Carolus Duran, de l’avant-garde à l’académisme

«Carolus-Duran, ce serait un peu le Manet du pauvre... »


Portrait de Mme Alice Hoschède,
huile sur toile. © Sotheby's.
Carolus Duran, une denrée rare
Fils d’aubergistes, Charles Durant s’installe à Paris dès 1855. Dans une situation économique difficile, il reçoit le soutien de son compatriote lillois, le critique Zacharie Astruc. Au Louvre, où il se rend pour «copier les chefs-d’œuvre, dessiner les antiques… et se chauffer par dessus le marché», il fait une rencontre décisive : celle de la peinture espagnole. Depuis 1838, le milieu artistique parisien est en effet sous le choc de la nouvelle galerie inaugurée par Louis-Philippe où sont présentés cinq cents tableaux de Vélasquez, Zurbaran, Greco ou Goya.
À l’époque, il rencontre Édouard Manet à l’Académie suisse, fréquente Alphonse Legros ou James Whistler dans des cafés parisiens. Pourtant, une certaine reconnaissance fait déjà diverger leurs parcours. Carolus Duran - c’est le nom qu’il adopte progressivement - expose au Salon des artistes français quand certains de ses amis y sont refusés. Il remporte un prix qui lui ouvre les portes de l’Italie. En 1869, alors qu’il connaît le succès avec la La Dame au gant, il est médaillé pour une petite gouache… Le passeport pour exposer au Salon sans passer devant un jury.
Après la guerre de 1870, sa notoriété ne cesse de croître, l’entraînant pas à pas vers une consécration officielle. Récompensé pour son œuvre, fait chevalier puis commandant de la Légion d’honneur, nommé à la tête de la Société nationale des beaux-arts, il est sollicité pour réaliser les portraits flatteurs d’hommes célèbres, de femmes du monde ou de jeunes enfants.
Tous les ans, moins de dix œuvres de Carolus Duran passent aux enchères. Il s’agit pour la plupart de peintures, même si apparaissent parfois des œuvres sur papier, comme la Femme en blanc avec un éventail adjugée 7 681 € par Sotheby’s, au mois d’octobre dernier. Lors des ventes, organisées aux États-Unis, en France ou au Royaume Uni, le taux d’invendus est globalement élevé, situé entre 40 et 50%. On note également la grande amplitude entre les prix records atteints par des tableaux rares et d’autres, plus courants. Durant les dix dernières d’années, les neuf plus fortes adjudications passent ainsi de 67 006 € pour le Portrait de Madame Alice Hoschede, proposé en mai 2000 par Sotheby’s, à 10 671 € pour une Grande Étude de nu, vendu par Delvaux à Paris en mars 2001.

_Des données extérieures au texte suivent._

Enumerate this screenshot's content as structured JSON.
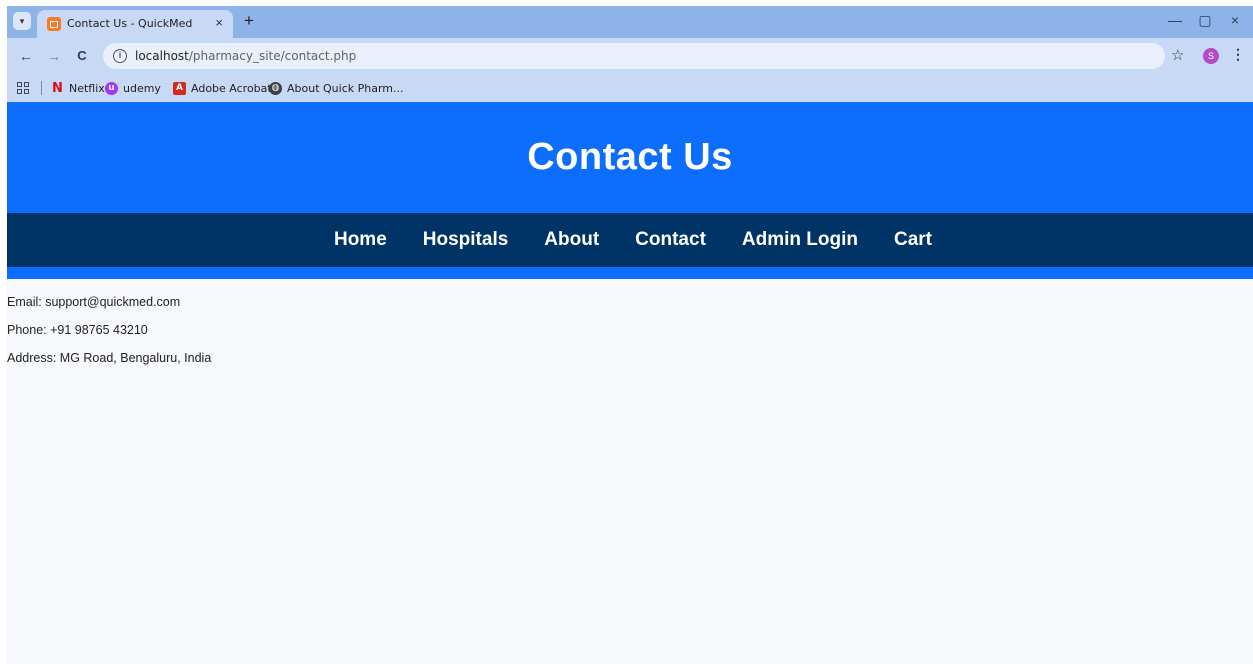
{
  "browser": {
    "tab": {
      "title": "Contact Us - QuickMed",
      "close": "×"
    },
    "new_tab": "+",
    "window_controls": {
      "minimize": "—",
      "restore": "▢",
      "close": "×"
    },
    "nav": {
      "back": "←",
      "forward": "→",
      "reload": "C"
    },
    "address": {
      "host": "localhost",
      "path": "/pharmacy_site/contact.php"
    },
    "profile_initial": "S",
    "bookmarks": [
      {
        "label": "Netflix",
        "icon": "netflix-icon",
        "color": "#e50914"
      },
      {
        "label": "udemy",
        "icon": "udemy-icon",
        "color": "#a435f0"
      },
      {
        "label": "Adobe Acrobat",
        "icon": "acrobat-icon",
        "color": "#d7281f"
      },
      {
        "label": "About Quick Pharm...",
        "icon": "globe-icon",
        "color": "#3c4043"
      }
    ]
  },
  "page": {
    "title": "Contact Us",
    "nav": [
      "Home",
      "Hospitals",
      "About",
      "Contact",
      "Admin Login",
      "Cart"
    ],
    "contact": {
      "email": "Email: support@quickmed.com",
      "phone": "Phone: +91 98765 43210",
      "address": "Address: MG Road, Bengaluru, India"
    }
  },
  "colors": {
    "hero": "#0d6efd",
    "navbar": "#003366",
    "page_background": "#f6f8fb"
  }
}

«Le génie de la composition fait la différence»
François Lorenceau, Galerie Brame et Lorenceau, Paris

Peut-on parler d’une cote des œuvres de Carolus Duran ?
François Lorenceau.
Les cotes, il n’y en a pas. Sur un artiste comme Verdilhan peut-être que cela serait possible, mais pour Carolus Duran, cela n’a pas de sens. Il y a très peu de transactions, une très grande proportion d’invendus, des tableaux qui passent de nombreuses fois en vente avant de trouver un acheteur. Et puis, on trouve peu de beaux tableaux pour beaucoup de moches ! Si on veut donner un ordre de grandeur, les tableaux de Carolus Duran se vendent entre 5 000 et 40 000 €. C’est le génie de la composition qui fait la différence…

Ce «génie» correspond-il à une période particulière dans sa carrière ?
F. L.
Oui. En fait Carolus Duran est un peintre mondain. Mais avant de réaliser ces portraits de commande, exécutés de manière «facile», il a commencé dans un cercle d’artistes relativement novateurs - c’est notamment un ami de Manet -, en faisant des portraits de ses camarades et des natures mortes. Entre 1865 et 1882, si on est un peu souple, on retrouve des compositions «à la Manet» dans ses œuvres. Comme chez Manet ou John Singer Sargent - qui a peint son portrait en 1879 -, ses fonds sont toujours largement brossés dans des tonalités de gris, de rouge ou de vert. Mais ses tableaux sont toujours plus «accessibles», car il y a un élément joli, charmant : un petit chien, un bouquet, un large chapeau… Carolus Duran, ce serait un peu le Manet du pauvre !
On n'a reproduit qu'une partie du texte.